BAYANLARLA SOHBETİN GÖRÜNTÜSÜ, DİNİ İÇERİKLİ BİR PROGRAMLA ÖRTÜŞMÜYOR Son zamanlarda, dekolte kıyafetli ve aşırı makyajlı birkaç bayanı karşınıza alıp, dini içerikli program yapmak, dinimizin ilkeleriyle örtüşmüyor. Böyle bir mizanseni oluşturup, “yobazlığa prim yok” deseniz de, iyi bir görüntü vermiyor. Sizi, dikkatle dinleyen o kardeşlerimizin her sözünüzü hiçbir şey sormadan tasvip etmeleri ve esprilere zoraki gülümsemeleri de, pek sevimli bir görüntü vermiyor. Musikiyi, hele şark musikisini sizden daha çok seviyorum. Ama, böyle bir programda, vücut zıplatacak kadar oyun havalı şarkı ve türküler, o mistik havayı olumsuz etkiliyor. O bayanlara, temiz kalple ve iyi niyetle yaptığınız iltifatlar ise, kötü niyetlilerce yanlış anlaşılıyor ve eleştiri konusu yapılıyor. Konuşmalarınızda, hemen hemen her cümlenin ardından, adeta bir tekerleme gibi, Allah’tan dilek anlamında “İnşallah” ve Allah nazardan saklasın anlamında “Maşallah” sözcüklerini kullanıyorsunuz. Allah’ı sıklıkla yad etmek, yüce dinimizin en güzel yanlarından biridir. Ne var ki, bu sözleri yerinde kullanmak gerekir. Mesela, yanlış yaptığını ifade ettiğiniz bir kişiyi küfür anlamında “kerata” ya da “çakal” diye nitelerken, ardından o kişi için inşallah ya da maşallah demek, pek de uygun düşmüyor. Esasen, bu yaklaşım iyi bir alışkanlık olmakla beraber, gereksiz ve yersiz tekrarlar, konuşmaların içinde anlamsız kalıyor.

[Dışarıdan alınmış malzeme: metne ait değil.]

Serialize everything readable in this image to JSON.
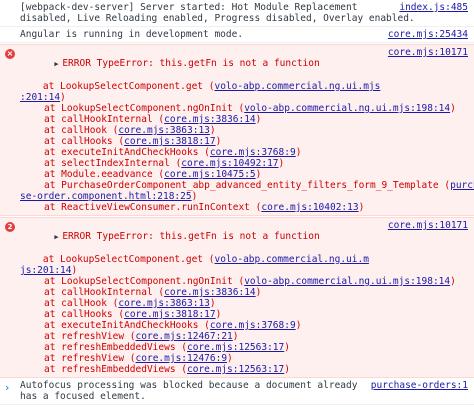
{
  "messages": [
    {
      "type": "info",
      "lines": [
        "[webpack-dev-server] Server started: Hot Module Replacement",
        "disabled, Live Reloading enabled, Progress disabled, Overlay enabled."
      ],
      "source": "index.js:485"
    },
    {
      "type": "info",
      "lines": [
        "Angular is running in development mode."
      ],
      "source": "core.mjs:25434"
    }
  ],
  "error1": {
    "icon": "×",
    "source": "core.mjs:10171",
    "title": "ERROR TypeError: this.getFn is not a function",
    "first_frame": {
      "fn": "    at LookupSelectComponent.get",
      "link1": "volo-abp.commercial.ng.ui.mjs",
      "link2": ":201:14"
    },
    "frames": [
      {
        "fn": "at LookupSelectComponent.ngOnInit",
        "link": "volo-abp.commercial.ng.ui.mjs:198:14"
      },
      {
        "fn": "at callHookInternal",
        "link": "core.mjs:3836:14"
      },
      {
        "fn": "at callHook",
        "link": "core.mjs:3863:13"
      },
      {
        "fn": "at callHooks",
        "link": "core.mjs:3818:17"
      },
      {
        "fn": "at executeInitAndCheckHooks",
        "link": "core.mjs:3768:9"
      },
      {
        "fn": "at selectIndexInternal",
        "link": "core.mjs:10492:17"
      },
      {
        "fn": "at Module.eeadvance",
        "link": "core.mjs:10475:5"
      }
    ],
    "long_frame": {
      "fn": "at PurchaseOrderComponent_abp_advanced_entity_filters_form_9_Template",
      "link1": "purcha",
      "link2": "se-order.component.html:218:25"
    },
    "last_frame": {
      "fn": "at ReactiveViewConsumer.runInContext",
      "link": "core.mjs:10402:13"
    }
  },
  "error2": {
    "count": "2",
    "source": "core.mjs:10171",
    "title": "ERROR TypeError: this.getFn is not a function",
    "first_frame": {
      "fn": "    at LookupSelectComponent.get",
      "link1": "volo-abp.commercial.ng.ui.m",
      "link2": "js:201:14"
    },
    "frames": [
      {
        "fn": "at LookupSelectComponent.ngOnInit",
        "link": "volo-abp.commercial.ng.ui.mjs:198:14"
      },
      {
        "fn": "at callHookInternal",
        "link": "core.mjs:3836:14"
      },
      {
        "fn": "at callHook",
        "link": "core.mjs:3863:13"
      },
      {
        "fn": "at callHooks",
        "link": "core.mjs:3818:17"
      },
      {
        "fn": "at executeInitAndCheckHooks",
        "link": "core.mjs:3768:9"
      },
      {
        "fn": "at refreshView",
        "link": "core.mjs:12467:21"
      },
      {
        "fn": "at refreshEmbeddedViews",
        "link": "core.mjs:12563:17"
      },
      {
        "fn": "at refreshView",
        "link": "core.mjs:12476:9"
      },
      {
        "fn": "at refreshEmbeddedViews",
        "link": "core.mjs:12563:17"
      }
    ]
  },
  "autofocus": {
    "lines": [
      "Autofocus processing was blocked because a document already",
      "has a focused element."
    ],
    "source": "purchase-orders:1"
  },
  "prompt_symbol": "›"
}
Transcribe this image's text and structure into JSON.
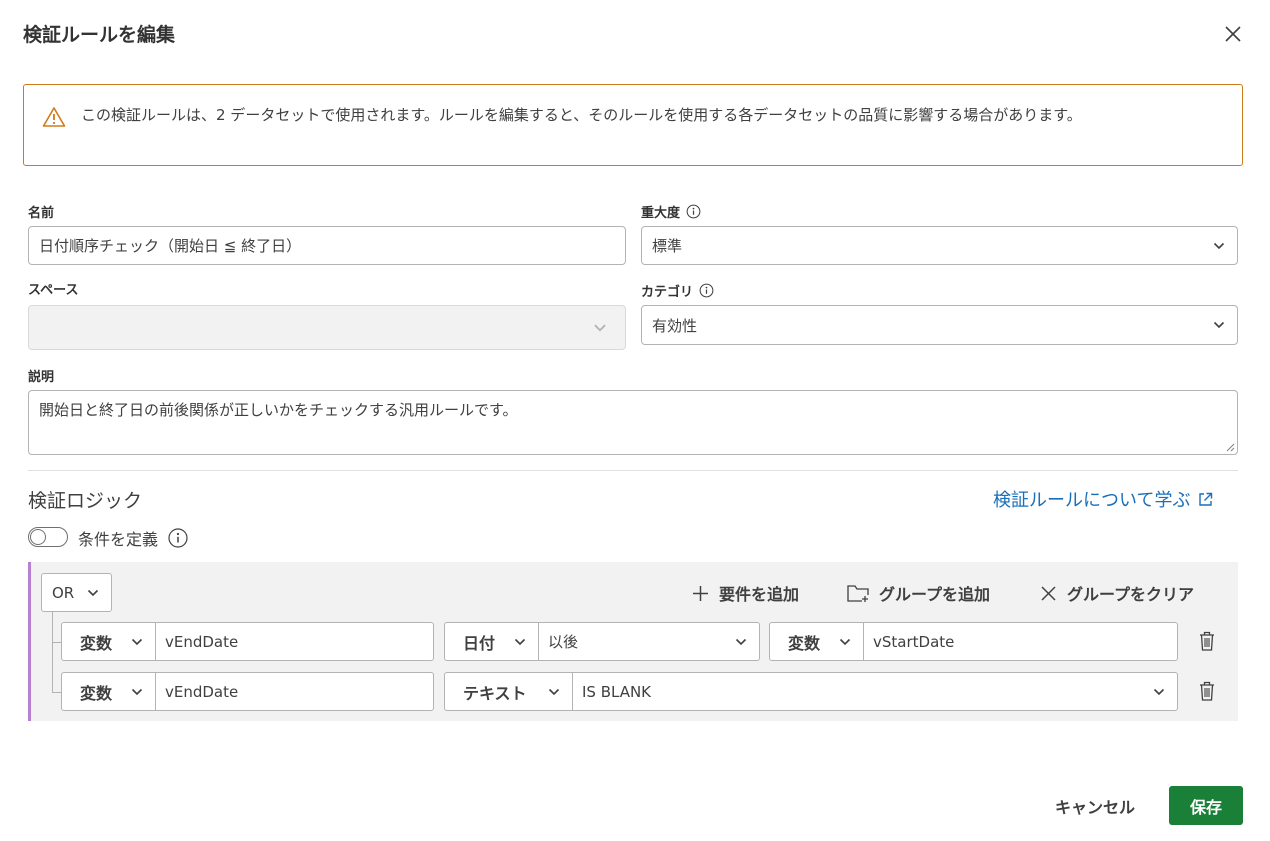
{
  "dialog": {
    "title": "検証ルールを編集"
  },
  "warning": {
    "text": "この検証ルールは、2 データセットで使用されます。ルールを編集すると、そのルールを使用する各データセットの品質に影響する場合があります。"
  },
  "form": {
    "name_label": "名前",
    "name_value": "日付順序チェック（開始日 ≦ 終了日）",
    "severity_label": "重大度",
    "severity_value": "標準",
    "space_label": "スペース",
    "space_value": "",
    "category_label": "カテゴリ",
    "category_value": "有効性",
    "description_label": "説明",
    "description_value": "開始日と終了日の前後関係が正しいかをチェックする汎用ルールです。"
  },
  "logic": {
    "title": "検証ロジック",
    "learn_link": "検証ルールについて学ぶ",
    "toggle_label": "条件を定義",
    "toggle_on": false,
    "operator": "OR",
    "add_requirement": "要件を追加",
    "add_group": "グループを追加",
    "clear_group": "グループをクリア",
    "rows": [
      {
        "left_type": "変数",
        "left_value": "vEndDate",
        "data_type": "日付",
        "comparator": "以後",
        "right_type": "変数",
        "right_value": "vStartDate"
      },
      {
        "left_type": "変数",
        "left_value": "vEndDate",
        "data_type": "テキスト",
        "comparator": "IS BLANK"
      }
    ]
  },
  "footer": {
    "cancel": "キャンセル",
    "save": "保存"
  },
  "colors": {
    "warning_border": "#d07b1a",
    "link": "#1a6fba",
    "save_button": "#1a7f37",
    "group_accent": "#b97fd1"
  }
}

YAYINLADIĞINIZ KİTAPLAR, İLGİ VE TAKDİR TOPLUYOR Yayınladığınız çok sayıda kitabın bir kısmını okudum. O yayınlarda da sürekli tekrarlar gördüm. Mesela, Darwin’in Evrim Teorisi, lüzumundan fazla ele alınmış. Bu yayınlarda, kimlik gizleyerek “Harun Yahya” takma adını neden kullandığınızı ise, bir türlü anlayamadım. Eğer doğru ise, bu yayınların dış dünyada da ilgi görmesi ve çeşitli dillere çevrilmiş olması, büyük bir başarıdır. Gençlere; toplumda yanlış işler yapmak yerine, İslam dininin insanlığın yararı ve selameti için koyduğu kurallara uygun hareket etme yollarının öğretilmesi, herkesin takdirini kazanır. Sizin, bunu yaptığınıza inanıyorum. Yeter ki, bu tür çalışmalarda başkaca bir suiniyet ve davranış olmasın ve görülmesin O sebeple, yaptığınız çalışmaları takdir ediyorum. Konuşmalarda, dil sürçmesi biçiminde de olsa, argo sayılabilecek sözcüklerden kaçınmanız, misyonunuza daha uygun düşecektir.
Dini Eğitim kurumlarında yıllarca görev yapmış deneyimli bir hocanız olarak, eleştirilerimi faydaya tebdil etmenizi tavsiye ediyorum. Yolunuzda başarılar diliyorum. Allah, yardımcınız olsun.